The latitude of the circle is approximately the angle between the Equator and the circle, with the angle's vertex at Earth's centre. The Equator is at 0°, and the North Pole and South Pole are at 90° north and 90° south, respectively. The Equator is the longest circle of latitude and is the only circle of latitude which also is a great circle. As such, it is perpendicular to all meridians.

There are 89 integral (whole degree) circles of latitude between the Equator and the poles in each hemisphere, but these can be divided into more precise measurements of latitude, and are often represented as a decimal degree (e.g. 34.637° N) or with minutes and seconds (e.g. 22°14′26″ S).

On a map, the circles of latitude may or may not be parallel, and their spacing may vary, depending on which projection is used to map the surface of the Earth onto a plane. On an equirectangular projection, centered on the equator, the circles of latitude are horizontal, parallel, and equally spaced. On other cylindrical and pseudocylindrical projections, the circles of latitude are horizontal and parallel, but may be spaced unevenly to give the map useful characteristics.
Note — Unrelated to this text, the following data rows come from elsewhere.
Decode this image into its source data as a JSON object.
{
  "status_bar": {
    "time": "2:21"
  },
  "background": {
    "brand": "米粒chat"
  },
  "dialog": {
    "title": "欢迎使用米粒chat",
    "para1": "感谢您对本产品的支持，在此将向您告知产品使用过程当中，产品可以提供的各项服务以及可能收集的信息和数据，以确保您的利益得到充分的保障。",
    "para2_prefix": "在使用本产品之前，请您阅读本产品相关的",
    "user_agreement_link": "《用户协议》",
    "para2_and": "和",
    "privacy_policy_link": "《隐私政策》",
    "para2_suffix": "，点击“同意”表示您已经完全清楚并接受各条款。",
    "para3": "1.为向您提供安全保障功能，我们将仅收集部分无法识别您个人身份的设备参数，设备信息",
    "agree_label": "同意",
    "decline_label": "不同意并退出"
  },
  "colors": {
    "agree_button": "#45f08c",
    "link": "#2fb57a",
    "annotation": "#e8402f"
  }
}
For instance, on a Mercator projection the circles of latitude are more widely spaced near the poles to preserve local scales and shapes, while on a Gall–Peters projection the circles of latitude are spaced more closely near the poles so that comparisons of area will be accurate. On most non-cylindrical and non-pseudocylindrical projections, the circles of latitude are neither straight nor parallel.

Arcs of circles of latitude are sometimes used as boundaries between countries or regions where distinctive natural borders are lacking (such as in deserts), or when an artificial border is drawn as a "line on a map". North American nations and states have also mostly been created by straight lines, which are often parts of circles of latitudes. For instance, the northern border of Colorado is at 41° N while the southern border is at 37° N. Roughly half the length of the border between the United States and Canada follows 49° N.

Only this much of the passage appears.